Jeder getötete Soldat, jeder verhungerte und erfrorene Flüchtling, in unvergleichlicher Weise aber jeder Mann, jede Frau, jedes Kind, die wegen ihrer Herkunft, ihrer Rasse, ihres Geschlechts, ihrer Reli-gion und aus keinem anderen Grund ermordet wurden, verlangen von uns, Gewaltherrschaft abzuweh-ren, Zivilcourage und Toleranz zu üben und den Krieg als Mittel der Politik zu ächten. Umfassende Friedensarbeit - das ist der ethische Auftrag der Ermordeten und Getöteten. Diesen Auftrag zu erneuern ist Sinn des Volkstrauertages. Der Krieg im Kosovo, die Anlässe für Scham und für Stolz, die sich an jedem deutschen November jähren, beweisen, wie klein die Schritte sind von Frieden zu Krieg, von ziviler Gesellschaft zu Gewaltherrschaft und Barbarei. Ich zitiere Worte des früheren Bundespräsidenten Gustav Heinemann von 1969: "Der Krieg
ist kein Naturgesetz, sondern Ergebnis menschlichen Handelns. (...) Auch der Frieden ist kein Naturgesetz - das haben wir erlebt. (...) Ist er eine Illusion? (...) Eine Antwort (...), die jeder geben kann, ist die, (jene) Kräfte zu stärken, die eine über-zeugende Politik des Friedens verfolgen (...) Wir müssen der Geißel neuer Kriege entschlossen begegnen."

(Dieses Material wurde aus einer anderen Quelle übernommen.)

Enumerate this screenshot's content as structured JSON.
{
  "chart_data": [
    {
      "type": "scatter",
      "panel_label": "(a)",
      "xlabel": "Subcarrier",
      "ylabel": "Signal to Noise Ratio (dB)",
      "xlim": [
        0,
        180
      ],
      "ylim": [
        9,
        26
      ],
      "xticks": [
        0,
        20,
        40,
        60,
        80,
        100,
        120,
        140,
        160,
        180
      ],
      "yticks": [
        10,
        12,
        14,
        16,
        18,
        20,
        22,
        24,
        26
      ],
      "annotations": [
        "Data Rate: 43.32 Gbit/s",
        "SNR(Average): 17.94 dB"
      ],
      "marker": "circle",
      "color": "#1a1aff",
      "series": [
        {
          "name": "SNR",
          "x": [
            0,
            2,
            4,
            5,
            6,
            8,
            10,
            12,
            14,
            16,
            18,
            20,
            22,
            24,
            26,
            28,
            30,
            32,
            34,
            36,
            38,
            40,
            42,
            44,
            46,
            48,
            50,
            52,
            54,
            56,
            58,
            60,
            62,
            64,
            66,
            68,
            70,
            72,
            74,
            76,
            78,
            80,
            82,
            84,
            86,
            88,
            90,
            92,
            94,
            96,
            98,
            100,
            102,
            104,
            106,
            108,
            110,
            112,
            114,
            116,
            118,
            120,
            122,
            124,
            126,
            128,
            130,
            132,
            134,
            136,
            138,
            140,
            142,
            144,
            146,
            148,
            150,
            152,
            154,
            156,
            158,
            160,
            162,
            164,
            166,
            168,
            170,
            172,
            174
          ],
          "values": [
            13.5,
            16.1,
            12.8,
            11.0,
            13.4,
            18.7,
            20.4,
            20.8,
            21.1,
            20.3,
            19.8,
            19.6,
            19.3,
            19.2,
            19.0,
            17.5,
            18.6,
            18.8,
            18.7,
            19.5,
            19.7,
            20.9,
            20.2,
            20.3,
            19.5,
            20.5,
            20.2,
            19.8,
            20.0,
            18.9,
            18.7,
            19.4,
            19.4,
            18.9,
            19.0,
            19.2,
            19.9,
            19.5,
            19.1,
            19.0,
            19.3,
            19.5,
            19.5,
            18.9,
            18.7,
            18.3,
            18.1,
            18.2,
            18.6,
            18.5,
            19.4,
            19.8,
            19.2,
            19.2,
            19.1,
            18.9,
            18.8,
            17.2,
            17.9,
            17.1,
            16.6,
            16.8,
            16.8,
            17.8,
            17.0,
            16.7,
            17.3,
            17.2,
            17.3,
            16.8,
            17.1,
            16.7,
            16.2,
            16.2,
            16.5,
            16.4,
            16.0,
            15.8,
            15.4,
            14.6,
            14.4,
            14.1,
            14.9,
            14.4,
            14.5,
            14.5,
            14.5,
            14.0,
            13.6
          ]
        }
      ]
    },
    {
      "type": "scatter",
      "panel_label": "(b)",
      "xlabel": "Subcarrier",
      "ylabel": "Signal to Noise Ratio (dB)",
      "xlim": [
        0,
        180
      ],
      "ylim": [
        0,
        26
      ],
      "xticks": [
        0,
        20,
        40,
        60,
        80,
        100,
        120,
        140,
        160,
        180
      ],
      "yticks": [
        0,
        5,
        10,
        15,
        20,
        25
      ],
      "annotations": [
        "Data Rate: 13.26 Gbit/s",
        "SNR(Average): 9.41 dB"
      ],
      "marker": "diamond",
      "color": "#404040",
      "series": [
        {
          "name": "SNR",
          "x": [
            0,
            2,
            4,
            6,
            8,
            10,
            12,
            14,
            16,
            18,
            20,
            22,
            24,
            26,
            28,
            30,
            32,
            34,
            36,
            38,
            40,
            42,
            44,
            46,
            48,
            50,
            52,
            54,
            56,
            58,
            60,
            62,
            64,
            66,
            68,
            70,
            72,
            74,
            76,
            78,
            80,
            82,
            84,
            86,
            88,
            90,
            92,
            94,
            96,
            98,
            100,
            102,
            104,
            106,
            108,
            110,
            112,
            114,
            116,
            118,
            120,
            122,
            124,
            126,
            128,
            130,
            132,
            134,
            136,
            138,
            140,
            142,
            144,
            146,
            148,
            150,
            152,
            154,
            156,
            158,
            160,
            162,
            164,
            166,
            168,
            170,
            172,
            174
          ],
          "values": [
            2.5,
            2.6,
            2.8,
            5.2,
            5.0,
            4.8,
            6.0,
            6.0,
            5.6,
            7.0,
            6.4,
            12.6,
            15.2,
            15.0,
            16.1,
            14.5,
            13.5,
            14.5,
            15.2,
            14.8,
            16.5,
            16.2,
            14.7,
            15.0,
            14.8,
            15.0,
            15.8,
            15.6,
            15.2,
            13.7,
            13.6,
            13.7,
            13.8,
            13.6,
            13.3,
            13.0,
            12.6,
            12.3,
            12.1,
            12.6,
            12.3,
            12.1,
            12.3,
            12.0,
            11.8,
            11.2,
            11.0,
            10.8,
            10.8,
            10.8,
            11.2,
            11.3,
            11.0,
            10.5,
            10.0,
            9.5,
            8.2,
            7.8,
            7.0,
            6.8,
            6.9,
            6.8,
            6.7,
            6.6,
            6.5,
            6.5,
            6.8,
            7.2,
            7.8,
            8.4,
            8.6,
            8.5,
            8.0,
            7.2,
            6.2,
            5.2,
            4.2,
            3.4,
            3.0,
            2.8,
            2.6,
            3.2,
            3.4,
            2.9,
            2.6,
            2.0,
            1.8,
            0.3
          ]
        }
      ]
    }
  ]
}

Nach Millionen von Opfern, nach zwei Weltkriegen hat uns das letzte Jahrzehnt dieses Jahrhunderts hoffnungsvolle Perspektiven eröffnet. Zugleich machen uns jedoch neue Konflikte neue Gefahren bewusst gemacht - in Europa wie darüber hinaus. Politische und militärische Allmachtsphantasien, Gewaltbereitschaft, systematische Menschenrechts-verletzungen, Rassenwahn und Völkerhaß sind keineswegs von unserem Globus verschwunden. In ihrem Gedicht "Haß" warnt Wislawa Szymborska eindringlich davor, uns in falscher Sicherheit zu wiegen. Dort heißt es:
"Seht her, (...) wie gut er sich hält in unserem Jahrhundert, der Haß. (...) Die Ursachen, die ihn am Leben halten, gebiert er selbst. Schläft er ein, dann nie für ewig (...) Zu neuer Mission ist er allzeit bereit. Wenn er warten muss, wartet er. Blind sei er, sagt man. Blind? Er hat ein Scharfschützenauge und zielt verwegen in die Zukunft - er allein." Das schreckliche Morden und die grausamen ethnischen Vertreibungen im ehemaligen Jugoslawien, zuletzt im Kosovo, haben gezeigt, dass der Haß lebendig ist. So lange immer noch Menschen glauben, politische, wirtschaftliche, ethnische oder religiöse Konflikte mit Waffengewalt lösen zu können, so lange muss die Arbeit für den Frieden weitergehen.

Sie beginnt mit jenem aktiven Gedenken, das der "Volksbund Deutsche Kriegsgräberfürsorge" seit nunmehr acht Jahrzehnten praktiziert und fördert. Über Grenzen hinweg leisten sie in Seminaren, Schulprojekten, Begegnungen, Gesprächen und der gemeinsamen Gräberpflege europäische und internationale Jugendarbeit. Über die Vergegenwärtigung des Grauens zweier Weltkriege wird der Friedensgedanke lebendig weitervermittelt und zugleich die kulturelle Verständigung zwischen den Völkern gefördert. Deshalb wünsche ich dem "Volksbund" in Respekt und Dankbarkeit zum 80jährigen Bestehen noch viele Geburtstagsfeiern. Solche Friedensarbeit wird gebraucht. Mit ihr kann aus dem unermeßlichem Leid dieses Jahrhunderts dauerhafter Frieden zwischen den Völkern unserer 'einen Welt' erwachsen. Das ist die Hoffnung und der Auftrag des Volkstrauertages!